If I hear, “oh, they made it too fast” one more time, I’m going to bop somebody upside the head. It’s not like the drug companies made the COVID-19 vaccines in a garage–although good things, like Apple computers, have come out of garages. Then again, people make meth in garages and some folks suck it up without complaining about how long it took the drug dealer to make it.
As for the COVID-19 vaccines, they were actually made by folks who know what they’re doing. Vaccines have been around since the 1700s, although early vaccines were a lot more scary than what we have now.
Back to the whiners. Here’s the main problem with so many slackers, you’re affecting the rest of us and ensuring the virus and its variants will be with us for a very long time. Truth is, most of you whiners would been dead before you hit 40 years old if visionaries hadn’t figured out that vaccinating people saved lives.
Raise your hand if you got measles, mumps, whooping cough, diphtheria, tetanus, or polio shots. All in all, I doubt there are many U.S. citizens who haven’t had multiple vaccinations during their life. Shots that kept them from contracting debilitating and deadly diseases.
According to an old school record, by the time I was a year old, I’d had smallpox, diphtheria, whooping cough, and tetanus vaccines. Which means my brothers and I got measles and mumps as kids. I remember getting the polio vaccine in elementary school. Yep, they just lined us up and gave it to us. By the time I got it, they were soaking the vaccine in a sugar cube. So we ate the vaccine.
My dad was in the Navy and he got orders for an accompanied tour to Malta when I was about 8 yrs old. That meant he could bring his family. I don’t know how many weekly visits to the medical clinic we made to get all sorts of shots.
I probably got a smallpox booster shot because it hadn’t been eradicated worldwide yet. In case you didn’t know it, eradicating small pox was a tremendous feat of modern medicine and global cooperation. Imagine defeating a horrible disease that killed or disfigured millions of humans for centuries. Traces of small pox have been found on Egyptian mummies so it had a long run.
Years later, I accompanied my Army spouse on a tour to Germany. Another round of shots for me and our daughter. Not nearly as many as I got to travel to Malta, but it was twenty years later.
When I learned a vaccine for shingles and pneumonia was waiting for me when I hit the right age bracket, there I was, sleeve rolled up! I tripped and cracked my knee cap a couple of years ago. Was my tetanus up to date? Nope. Not a problem, here’s my arm! They gave me a DTap for tetanus, diphtheria, and pertussis in the ER.
Just one of the lovely vaccines we have to fight infection and disease. All brought to you by medical researchers and infectious disease doctors. I don’t know why some people seem to think these guys just sit around twiddling their thumbs while various diseases run rampant.
Can you picture yourself running toward the outbreak of a disease like Ebola? That’s what many infectious disease doctors do. They go to hotbeds of disease to get data about the disease. Then medical researchers use that data to research and often create vaccines or medications that will help control the disease.

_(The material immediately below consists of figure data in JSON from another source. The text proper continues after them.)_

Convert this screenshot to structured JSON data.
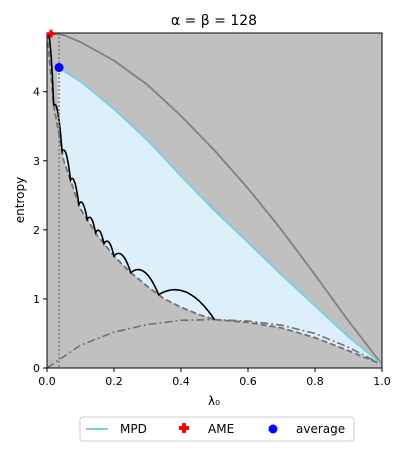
{
  "chart_data": {
    "type": "line",
    "title": "α = β = 128",
    "xlabel": "λ₀",
    "ylabel": "entropy",
    "xlim": [
      0,
      1
    ],
    "ylim": [
      0,
      4.85
    ],
    "xticks": [
      "0.0",
      "0.2",
      "0.4",
      "0.6",
      "0.8",
      "1.0"
    ],
    "yticks": [
      "0",
      "1",
      "2",
      "3",
      "4"
    ],
    "grid": false,
    "legend_position": "bottom",
    "colors": {
      "plot_bg": "#c0c0c0",
      "mpd_fill": "#dceffa",
      "mpd_line": "#7ecfe0",
      "upper_curve": "#808080",
      "lower_dashed": "#707070",
      "black_curve": "#000000",
      "ame_marker": "#ff0000",
      "average_marker": "#0000ff",
      "vline": "#808080"
    },
    "series": [
      {
        "name": "MPD",
        "style": "line",
        "color": "#7ecfe0",
        "x": [
          0.03,
          0.05,
          0.1,
          0.2,
          0.3,
          0.4,
          0.5,
          0.6,
          0.7,
          0.8,
          0.9,
          1.0
        ],
        "y": [
          4.35,
          4.3,
          4.15,
          3.75,
          3.3,
          2.78,
          2.28,
          1.82,
          1.35,
          0.9,
          0.45,
          0.05
        ]
      },
      {
        "name": "AME",
        "style": "marker-plus",
        "color": "#ff0000",
        "x": [
          0.012
        ],
        "y": [
          4.84
        ]
      },
      {
        "name": "average",
        "style": "marker-circle",
        "color": "#0000ff",
        "x": [
          0.036
        ],
        "y": [
          4.35
        ]
      }
    ],
    "extra_curves": {
      "upper_solid": {
        "x": [
          0.0,
          0.05,
          0.1,
          0.2,
          0.3,
          0.4,
          0.5,
          0.6,
          0.7,
          0.8,
          0.9,
          1.0
        ],
        "y": [
          4.85,
          4.82,
          4.72,
          4.45,
          4.1,
          3.65,
          3.15,
          2.6,
          2.0,
          1.35,
          0.68,
          0.05
        ]
      },
      "lower_dashed": {
        "x": [
          0.0,
          0.02,
          0.05,
          0.1,
          0.15,
          0.2,
          0.25,
          0.3,
          0.35,
          0.4,
          0.45,
          0.5,
          0.6,
          0.7,
          0.8,
          0.9,
          1.0
        ],
        "y": [
          4.85,
          3.8,
          3.0,
          2.3,
          1.92,
          1.62,
          1.38,
          1.18,
          1.0,
          0.88,
          0.78,
          0.7,
          0.66,
          0.58,
          0.44,
          0.25,
          0.05
        ]
      },
      "lower_dashdot": {
        "x": [
          0.0,
          0.1,
          0.2,
          0.3,
          0.4,
          0.5,
          0.6,
          0.7,
          0.8,
          0.9,
          1.0
        ],
        "y": [
          0.0,
          0.33,
          0.52,
          0.63,
          0.69,
          0.7,
          0.68,
          0.62,
          0.5,
          0.3,
          0.05
        ]
      },
      "vline_x": 0.036
    }
  }
}
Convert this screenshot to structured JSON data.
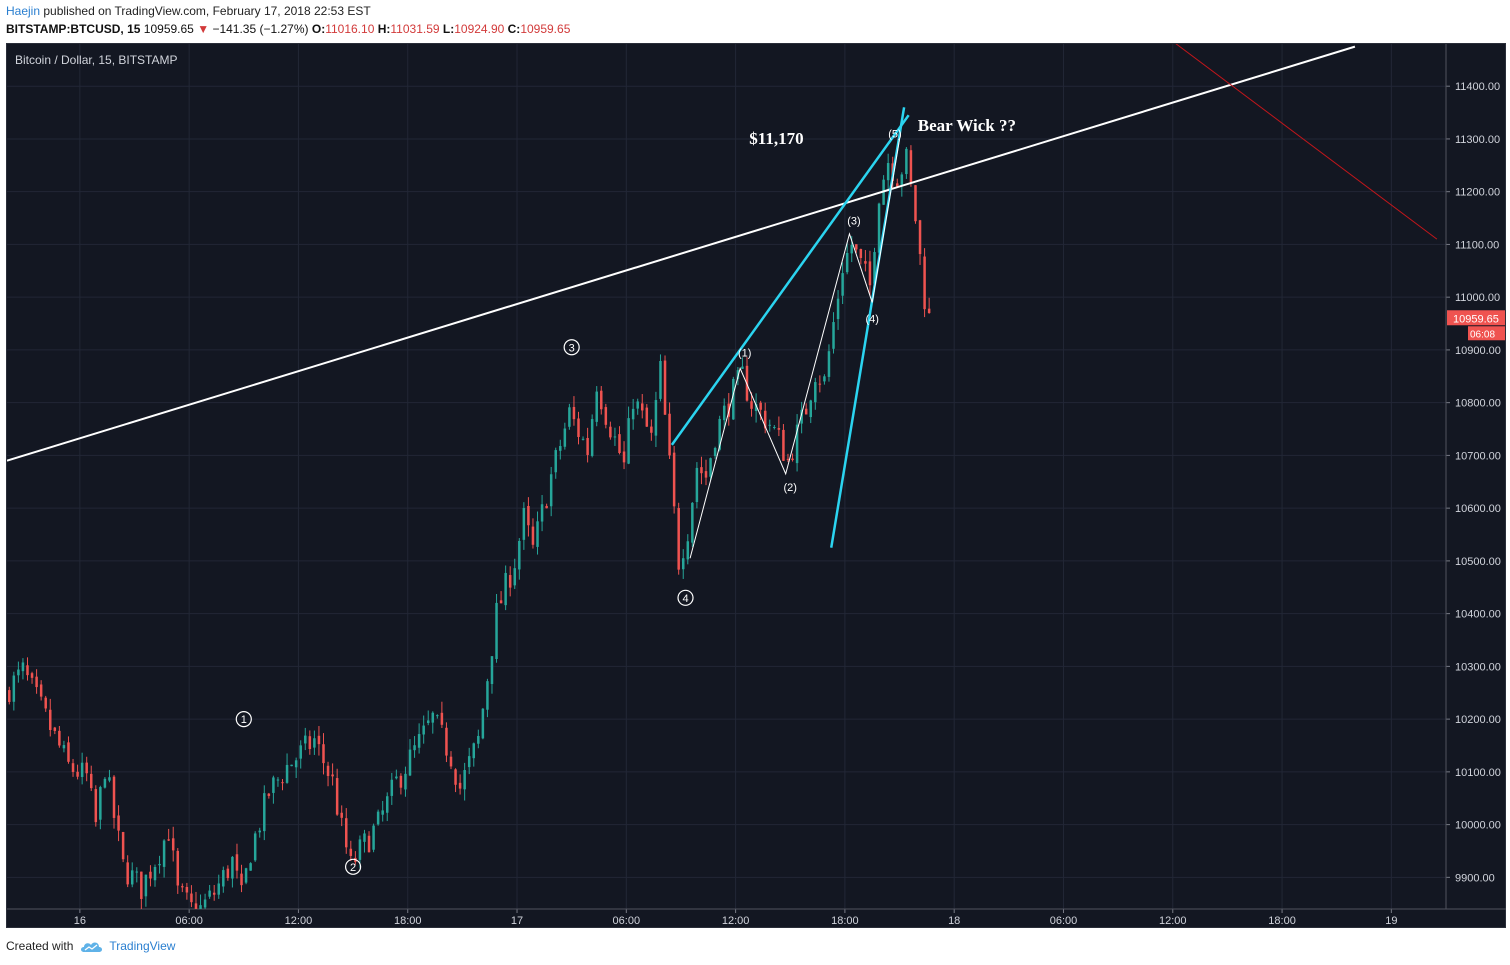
{
  "header": {
    "author": "Haejin",
    "published_text": "published on TradingView.com, February 17, 2018 22:53 EST",
    "symbol": "BITSTAMP:BTCUSD, 15",
    "last_price": "10959.65",
    "change": "−141.35 (−1.27%)",
    "o_label": "O:",
    "o_value": "11016.10",
    "h_label": "H:",
    "h_value": "11031.59",
    "l_label": "L:",
    "l_value": "10924.90",
    "c_label": "C:",
    "c_value": "10959.65"
  },
  "chart_title": "Bitcoin / Dollar, 15, BITSTAMP",
  "footer": {
    "created_with": "Created with",
    "brand": "TradingView",
    "brand_icon": "tradingview-cloud-icon"
  },
  "colors": {
    "background": "#131722",
    "grid": "#222736",
    "up": "#26a69a",
    "down": "#ef5350",
    "trend_white": "#ffffff",
    "trend_cyan": "#2bd4f0",
    "trend_red": "#c0161b",
    "price_tag": "#ef5350"
  },
  "chart_data": {
    "type": "candlestick",
    "interval_minutes": 15,
    "title": "Bitcoin / Dollar, 15, BITSTAMP",
    "ylim": [
      9840,
      11480
    ],
    "y_ticks": [
      9900,
      10000,
      10100,
      10200,
      10300,
      10400,
      10500,
      10600,
      10700,
      10800,
      10900,
      11000,
      11100,
      11200,
      11300,
      11400
    ],
    "y_tick_labels": [
      "9900.00",
      "10000.00",
      "10100.00",
      "10200.00",
      "10300.00",
      "10400.00",
      "10500.00",
      "10600.00",
      "10700.00",
      "10800.00",
      "10900.00",
      "11000.00",
      "11100.00",
      "11200.00",
      "11300.00",
      "11400.00"
    ],
    "x_range": [
      "2018-02-15 20:00",
      "2018-02-19 03:00"
    ],
    "x_ticks": [
      "2018-02-16 00:00",
      "2018-02-16 06:00",
      "2018-02-16 12:00",
      "2018-02-16 18:00",
      "2018-02-17 00:00",
      "2018-02-17 06:00",
      "2018-02-17 12:00",
      "2018-02-17 18:00",
      "2018-02-18 00:00",
      "2018-02-18 06:00",
      "2018-02-18 12:00",
      "2018-02-18 18:00",
      "2018-02-19 00:00"
    ],
    "x_tick_labels": [
      "16",
      "06:00",
      "12:00",
      "18:00",
      "17",
      "06:00",
      "12:00",
      "18:00",
      "18",
      "06:00",
      "12:00",
      "18:00",
      "19"
    ],
    "last_price_label": "10959.65",
    "countdown_label": "06:08",
    "path": [
      [
        "2018-02-15 20:00",
        10250
      ],
      [
        "2018-02-15 21:00",
        10290
      ],
      [
        "2018-02-15 22:00",
        10220
      ],
      [
        "2018-02-15 23:30",
        10110
      ],
      [
        "2018-02-16 00:30",
        10090
      ],
      [
        "2018-02-16 01:00",
        10000
      ],
      [
        "2018-02-16 01:30",
        10110
      ],
      [
        "2018-02-16 02:30",
        9920
      ],
      [
        "2018-02-16 03:30",
        9880
      ],
      [
        "2018-02-16 04:30",
        9950
      ],
      [
        "2018-02-16 05:00",
        9990
      ],
      [
        "2018-02-16 05:30",
        9870
      ],
      [
        "2018-02-16 06:30",
        9830
      ],
      [
        "2018-02-16 07:30",
        9870
      ],
      [
        "2018-02-16 08:30",
        9930
      ],
      [
        "2018-02-16 09:00",
        9860
      ],
      [
        "2018-02-16 09:30",
        9950
      ],
      [
        "2018-02-16 10:30",
        10060
      ],
      [
        "2018-02-16 11:30",
        10110
      ],
      [
        "2018-02-16 13:00",
        10160
      ],
      [
        "2018-02-16 14:00",
        10080
      ],
      [
        "2018-02-16 14:30",
        9990
      ],
      [
        "2018-02-16 15:00",
        9920
      ],
      [
        "2018-02-16 15:30",
        9950
      ],
      [
        "2018-02-16 16:30",
        10000
      ],
      [
        "2018-02-16 17:30",
        10080
      ],
      [
        "2018-02-16 18:30",
        10140
      ],
      [
        "2018-02-16 19:30",
        10200
      ],
      [
        "2018-02-16 20:30",
        10130
      ],
      [
        "2018-02-16 21:00",
        10070
      ],
      [
        "2018-02-16 22:00",
        10160
      ],
      [
        "2018-02-16 23:00",
        10400
      ],
      [
        "2018-02-16 23:30",
        10450
      ],
      [
        "2018-02-17 00:00",
        10500
      ],
      [
        "2018-02-17 00:30",
        10580
      ],
      [
        "2018-02-17 01:00",
        10520
      ],
      [
        "2018-02-17 02:00",
        10660
      ],
      [
        "2018-02-17 03:00",
        10780
      ],
      [
        "2018-02-17 04:00",
        10710
      ],
      [
        "2018-02-17 04:30",
        10840
      ],
      [
        "2018-02-17 05:00",
        10780
      ],
      [
        "2018-02-17 06:00",
        10680
      ],
      [
        "2018-02-17 06:30",
        10810
      ],
      [
        "2018-02-17 07:30",
        10730
      ],
      [
        "2018-02-17 08:00",
        10860
      ],
      [
        "2018-02-17 08:30",
        10680
      ],
      [
        "2018-02-17 09:00",
        10500
      ],
      [
        "2018-02-17 09:30",
        10560
      ],
      [
        "2018-02-17 10:00",
        10680
      ],
      [
        "2018-02-17 10:30",
        10660
      ],
      [
        "2018-02-17 11:00",
        10740
      ],
      [
        "2018-02-17 11:30",
        10780
      ],
      [
        "2018-02-17 12:00",
        10820
      ],
      [
        "2018-02-17 12:30",
        10850
      ],
      [
        "2018-02-17 13:00",
        10800
      ],
      [
        "2018-02-17 14:00",
        10760
      ],
      [
        "2018-02-17 14:30",
        10730
      ],
      [
        "2018-02-17 15:00",
        10690
      ],
      [
        "2018-02-17 15:30",
        10740
      ],
      [
        "2018-02-17 16:00",
        10790
      ],
      [
        "2018-02-17 16:30",
        10860
      ],
      [
        "2018-02-17 17:00",
        10840
      ],
      [
        "2018-02-17 17:30",
        10950
      ],
      [
        "2018-02-17 18:00",
        11060
      ],
      [
        "2018-02-17 18:30",
        11100
      ],
      [
        "2018-02-17 19:00",
        11060
      ],
      [
        "2018-02-17 19:30",
        11020
      ],
      [
        "2018-02-17 20:00",
        11200
      ],
      [
        "2018-02-17 20:30",
        11260
      ],
      [
        "2018-02-17 21:00",
        11230
      ],
      [
        "2018-02-17 21:30",
        11260
      ],
      [
        "2018-02-17 22:00",
        11150
      ],
      [
        "2018-02-17 22:30",
        11000
      ],
      [
        "2018-02-17 22:45",
        10960
      ]
    ],
    "wave_labels": [
      {
        "label": "1",
        "circled": true,
        "x": "2018-02-16 09:00",
        "y": 10200
      },
      {
        "label": "2",
        "circled": true,
        "x": "2018-02-16 15:00",
        "y": 9920
      },
      {
        "label": "3",
        "circled": true,
        "x": "2018-02-17 03:00",
        "y": 10905
      },
      {
        "label": "4",
        "circled": true,
        "x": "2018-02-17 09:15",
        "y": 10430
      },
      {
        "label": "(1)",
        "circled": false,
        "x": "2018-02-17 12:30",
        "y": 10895
      },
      {
        "label": "(2)",
        "circled": false,
        "x": "2018-02-17 15:00",
        "y": 10640
      },
      {
        "label": "(3)",
        "circled": false,
        "x": "2018-02-17 18:30",
        "y": 11145
      },
      {
        "label": "(4)",
        "circled": false,
        "x": "2018-02-17 19:30",
        "y": 10960
      },
      {
        "label": "(5)",
        "circled": false,
        "x": "2018-02-17 20:45",
        "y": 11310
      }
    ],
    "wave_path": [
      [
        "2018-02-17 09:30",
        10505
      ],
      [
        "2018-02-17 12:15",
        10865
      ],
      [
        "2018-02-17 14:45",
        10665
      ],
      [
        "2018-02-17 18:15",
        11120
      ],
      [
        "2018-02-17 19:30",
        10990
      ],
      [
        "2018-02-17 21:00",
        11300
      ]
    ],
    "annotations": [
      {
        "text": "$11,170",
        "x": "2018-02-17 12:45",
        "y": 11290
      },
      {
        "text": "Bear Wick ??",
        "x": "2018-02-17 22:00",
        "y": 11315
      }
    ],
    "trendlines": [
      {
        "color": "white",
        "from": [
          "2018-02-15 20:00",
          10690
        ],
        "to": [
          "2018-02-18 22:00",
          11475
        ]
      },
      {
        "color": "cyan",
        "from": [
          "2018-02-17 08:30",
          10720
        ],
        "to": [
          "2018-02-17 21:30",
          11345
        ]
      },
      {
        "color": "cyan",
        "from": [
          "2018-02-17 17:15",
          10525
        ],
        "to": [
          "2018-02-17 21:15",
          11360
        ]
      },
      {
        "color": "red",
        "from": [
          "2018-02-18 12:00",
          11485
        ],
        "to": [
          "2018-02-19 02:30",
          11110
        ]
      }
    ]
  }
}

mRNA type vaccines such as the Pfizer and Moderna vaccines may be the newcomers on the block, but Dr. Katalin Kariko, an immigrant who escaped communist Hungary in 1985, was key in researching their use. Soon after arriving in the U.S., she began her research into mRNA vaccines. In those early years her work was overlooked and she was repeatedly refused government grants. Fortunately for humanity, she persevered in her research.
Maybe some folks think 35 years is too fast for vaccine development.
I say nay, nay.
Dr. Kariko shared her research and others also began following the mRNA path. All the research in the world doesn’t help if you’re told it’s not the traditional way to create a vaccine and you’re denied funding for clinical trials.
Then along comes a pandemic and the wealthy countries throw gobs of money at you because suddenly the world needs a vaccine against a deadly virus. You’re in the right place at the right time and the research you’ve been doing for years provides plenty of data for vaccine companies. And there’s the funding you could never get.
There have always been people against vaccines for one reason or another. Had everyone listened to them, the life span of the average human would still be 40 years.
Is that the world you want to live in?